L'inventeur du mur
Il était une fois, il y a bien trop longtemps, les hommes vivaient dans des cavernes.
Protégé du vent, des précipitations et des animaux sauvages, un petit garçon grandit dans l’insouciance et la sécurité. Les murs hauts et infranchissables l’émerveillaient et le calmaient. Il courait le matin jouer dehors, et courait le soir tombant pour retrouver son foyer.

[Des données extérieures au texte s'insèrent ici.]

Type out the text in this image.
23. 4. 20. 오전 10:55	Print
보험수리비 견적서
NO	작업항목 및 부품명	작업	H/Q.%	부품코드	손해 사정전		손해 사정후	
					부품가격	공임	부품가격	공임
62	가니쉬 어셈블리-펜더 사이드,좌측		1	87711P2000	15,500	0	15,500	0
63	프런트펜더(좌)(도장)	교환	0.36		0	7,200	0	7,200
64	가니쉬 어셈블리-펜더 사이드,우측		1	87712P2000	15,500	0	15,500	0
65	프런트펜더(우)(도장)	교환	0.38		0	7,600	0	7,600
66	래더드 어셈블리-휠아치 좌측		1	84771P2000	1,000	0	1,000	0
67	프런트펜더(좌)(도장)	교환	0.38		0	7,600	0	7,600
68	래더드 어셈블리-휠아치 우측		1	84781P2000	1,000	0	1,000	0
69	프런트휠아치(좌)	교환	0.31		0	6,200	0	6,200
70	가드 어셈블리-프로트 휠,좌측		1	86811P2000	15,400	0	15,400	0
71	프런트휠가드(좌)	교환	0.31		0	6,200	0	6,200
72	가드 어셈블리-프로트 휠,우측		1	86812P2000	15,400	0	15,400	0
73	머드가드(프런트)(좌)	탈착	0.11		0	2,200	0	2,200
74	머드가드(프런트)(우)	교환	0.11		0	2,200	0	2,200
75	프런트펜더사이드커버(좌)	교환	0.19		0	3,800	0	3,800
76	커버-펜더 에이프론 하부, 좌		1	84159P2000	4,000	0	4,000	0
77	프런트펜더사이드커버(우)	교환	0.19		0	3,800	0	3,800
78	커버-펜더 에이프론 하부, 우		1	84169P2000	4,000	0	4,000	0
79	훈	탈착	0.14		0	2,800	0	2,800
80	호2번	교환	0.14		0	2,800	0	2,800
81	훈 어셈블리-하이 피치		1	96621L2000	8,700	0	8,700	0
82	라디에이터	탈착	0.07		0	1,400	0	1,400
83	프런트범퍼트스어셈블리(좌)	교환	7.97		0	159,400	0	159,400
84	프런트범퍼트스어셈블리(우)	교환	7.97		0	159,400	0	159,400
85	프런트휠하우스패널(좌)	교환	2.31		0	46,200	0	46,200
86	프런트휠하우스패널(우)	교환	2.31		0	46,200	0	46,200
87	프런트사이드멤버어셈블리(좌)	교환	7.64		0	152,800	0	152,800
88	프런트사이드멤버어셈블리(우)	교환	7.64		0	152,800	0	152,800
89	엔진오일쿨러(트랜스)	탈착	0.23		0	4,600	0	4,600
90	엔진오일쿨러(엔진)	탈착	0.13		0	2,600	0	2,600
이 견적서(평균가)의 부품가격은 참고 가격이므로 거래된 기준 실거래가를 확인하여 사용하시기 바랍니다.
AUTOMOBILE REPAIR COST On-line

Mais un jour, sa tribu dut partir. Il ne savait pas vraiment pourquoi, mais il se retrouva avec sa famille et des autres dans la savane, perdus et sans caverne. Les nuits étaient froides et venteuses, et les protections qu’ils avaient étaient dérisoires par rapport aux parois dures et hautes de leur grotte.
En grandissant, il se promit de trouver comment faire un mur haut et fort comme celui d’une grotte, pour bénir chacun de la protection d’une paroi dure et rassurante.
Les tentes en toile, les murs en branches, ce n’était pas assez pour lui. Il voulait du vrai, de l’incassable, du solide !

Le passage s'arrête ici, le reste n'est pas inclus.